The thing about the Turing Test is that it's a metric for determining when a computer iteration qualifies as human. If you're dealing with people who have an inability to distinguish between computer and human conversations, that's not on you. Either the computers have gotten too good or these people just aren't serious about drawing a line.
I'm pretty sure the first AI that passed the turing test was made in the 60s. The turing test is an absolutely garbage metric for identifying if a computer iteration qualifies as human and is entirely dependent on the whims of the individuals that make up the test group.
The turing test is an absolutely garbage metric for identifying if a computer iteration qualifies as human
It's a useful metric because it addresses the primary means by which humanity is evaluated (via evaluation by other humans). You can set up a synthetic test to determine if a response is computer generated. But this won't measure behaviors as evaluated by humans. If the results diverge, it will be due to some number of characteristics that humans aren't reliably picking up on.
The original name for the Turing Test was "The Imitation Game". And the fact that computers could pass the test as early as the 1960s only proves that humans (in this particular case, humans with very low exposure to computer behaviors) can be reliably deceived.
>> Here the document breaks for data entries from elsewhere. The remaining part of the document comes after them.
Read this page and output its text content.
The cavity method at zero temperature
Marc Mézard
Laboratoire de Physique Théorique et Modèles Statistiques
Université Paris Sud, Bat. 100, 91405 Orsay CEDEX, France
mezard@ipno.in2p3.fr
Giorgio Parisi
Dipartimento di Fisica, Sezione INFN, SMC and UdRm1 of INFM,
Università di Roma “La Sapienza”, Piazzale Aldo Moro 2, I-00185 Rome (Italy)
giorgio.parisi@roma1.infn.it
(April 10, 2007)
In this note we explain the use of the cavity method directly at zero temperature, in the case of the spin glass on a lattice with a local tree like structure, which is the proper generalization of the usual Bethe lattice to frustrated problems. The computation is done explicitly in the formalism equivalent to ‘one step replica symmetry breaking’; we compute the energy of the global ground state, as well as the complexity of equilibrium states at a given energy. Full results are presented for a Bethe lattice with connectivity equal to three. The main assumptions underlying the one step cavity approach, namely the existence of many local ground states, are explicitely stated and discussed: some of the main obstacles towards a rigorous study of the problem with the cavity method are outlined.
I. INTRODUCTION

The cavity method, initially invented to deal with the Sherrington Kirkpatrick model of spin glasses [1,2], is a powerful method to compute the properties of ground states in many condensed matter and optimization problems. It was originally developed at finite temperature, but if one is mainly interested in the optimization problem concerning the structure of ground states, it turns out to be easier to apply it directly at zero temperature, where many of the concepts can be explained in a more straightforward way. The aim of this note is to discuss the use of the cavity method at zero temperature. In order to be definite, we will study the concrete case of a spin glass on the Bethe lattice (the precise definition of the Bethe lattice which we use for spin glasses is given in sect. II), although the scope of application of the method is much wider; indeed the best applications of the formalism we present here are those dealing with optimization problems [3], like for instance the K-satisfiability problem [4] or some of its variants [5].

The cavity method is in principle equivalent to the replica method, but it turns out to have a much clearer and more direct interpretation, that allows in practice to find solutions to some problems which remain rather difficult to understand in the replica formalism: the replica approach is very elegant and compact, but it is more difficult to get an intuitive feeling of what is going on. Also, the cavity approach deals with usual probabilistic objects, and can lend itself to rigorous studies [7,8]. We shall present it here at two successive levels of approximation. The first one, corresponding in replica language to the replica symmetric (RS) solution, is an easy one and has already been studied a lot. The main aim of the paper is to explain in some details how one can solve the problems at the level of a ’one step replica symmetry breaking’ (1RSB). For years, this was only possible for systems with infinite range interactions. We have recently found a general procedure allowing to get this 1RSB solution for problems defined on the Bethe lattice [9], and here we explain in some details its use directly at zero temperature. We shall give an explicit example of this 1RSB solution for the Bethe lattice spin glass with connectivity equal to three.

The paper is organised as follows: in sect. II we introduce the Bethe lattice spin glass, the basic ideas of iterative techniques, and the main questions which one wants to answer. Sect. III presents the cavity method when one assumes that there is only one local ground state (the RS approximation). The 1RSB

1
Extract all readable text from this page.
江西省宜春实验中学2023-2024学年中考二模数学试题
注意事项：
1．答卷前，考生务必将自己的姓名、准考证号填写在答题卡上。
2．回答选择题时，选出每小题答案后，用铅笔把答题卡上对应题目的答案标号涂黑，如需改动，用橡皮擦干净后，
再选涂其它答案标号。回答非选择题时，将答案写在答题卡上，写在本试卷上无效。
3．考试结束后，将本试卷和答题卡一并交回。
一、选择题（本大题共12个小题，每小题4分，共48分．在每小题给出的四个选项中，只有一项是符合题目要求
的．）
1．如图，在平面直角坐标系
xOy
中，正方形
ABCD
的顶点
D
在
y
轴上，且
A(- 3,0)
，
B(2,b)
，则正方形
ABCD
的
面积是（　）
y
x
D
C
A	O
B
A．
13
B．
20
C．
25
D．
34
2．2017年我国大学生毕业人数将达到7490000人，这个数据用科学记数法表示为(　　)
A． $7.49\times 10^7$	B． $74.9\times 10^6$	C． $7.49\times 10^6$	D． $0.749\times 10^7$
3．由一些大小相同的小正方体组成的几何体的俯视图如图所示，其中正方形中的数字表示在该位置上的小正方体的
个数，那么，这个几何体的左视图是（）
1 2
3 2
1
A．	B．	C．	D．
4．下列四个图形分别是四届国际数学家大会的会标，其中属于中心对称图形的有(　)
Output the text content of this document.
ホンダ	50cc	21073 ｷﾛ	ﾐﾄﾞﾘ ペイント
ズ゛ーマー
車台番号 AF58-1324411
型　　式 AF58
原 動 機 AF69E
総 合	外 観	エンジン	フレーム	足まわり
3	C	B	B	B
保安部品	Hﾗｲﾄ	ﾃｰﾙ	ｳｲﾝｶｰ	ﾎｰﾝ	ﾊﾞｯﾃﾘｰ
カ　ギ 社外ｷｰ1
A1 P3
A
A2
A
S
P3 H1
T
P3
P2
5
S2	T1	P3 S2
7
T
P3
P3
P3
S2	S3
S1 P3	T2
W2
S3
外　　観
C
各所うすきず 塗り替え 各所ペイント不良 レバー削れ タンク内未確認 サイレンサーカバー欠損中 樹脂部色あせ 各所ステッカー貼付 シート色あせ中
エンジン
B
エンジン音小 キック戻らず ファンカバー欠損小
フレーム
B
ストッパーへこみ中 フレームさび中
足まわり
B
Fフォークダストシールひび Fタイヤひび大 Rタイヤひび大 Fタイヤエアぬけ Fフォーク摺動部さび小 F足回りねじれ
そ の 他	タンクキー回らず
But the consequence of this game iterating out over sixty years of practice is a hyper-sensitivity to computer output, such that end users will mistake humans for computers instead of the other way around.
entirely dependent on the whims of the individuals that make up the test group
Not whims, but learned observational patterns. This is what ultimately separates people from machines - patterns of behavior. If a computer and a human exhibit the exact same behavioral pattern, there's no way to distinguish one from the other.
One of my coworkers always approaches me whenever he wants to write some formal or official document / letter, as he is not very proficient in English. After he reviews what I write, he always tells me that it sounds very Chat-GPT-ish.
That was a great read, thank you for sharing that. My apologies to the man who suffered acute psychological lacerations, I'm about to cause one more by shamelessly stealing that line for my own use (my ancestors were also colonised by the English, so it's okay. I think?).
I like the spirit of the article, but any European who's been to the USA has stories about how strangely pedantic people there can be. Ironically, the USA was the only place I, a white man, suffered xenophobia. It's quite irritating to be thrown in the same bucket as those people due to the colour of my skin. What's that called again?
Don't you see the benefit of AI??? Wow this is such a good and helpful thing. This chatgpt really is a useful product. Good job!
We exploit "cheap" labor "foreign" countries and create a hostile environment online (and possibly remote work job market) for the citizens of that country and look at all the good stuff, we got from it... Look at it... It is going to somewhere right?
I got accused of this the other day. Some random on Steam added me because he liked my profile pic. I was bored and decided to humor him. Two sentences in and he's like "What's with the ChatGPT sounding responses?".
How do you "use cool words" while reading? You're reading words someone else wrote? Are you reading a script you wrote out loud to others or something? Are people accusing you of being an AI to your human face?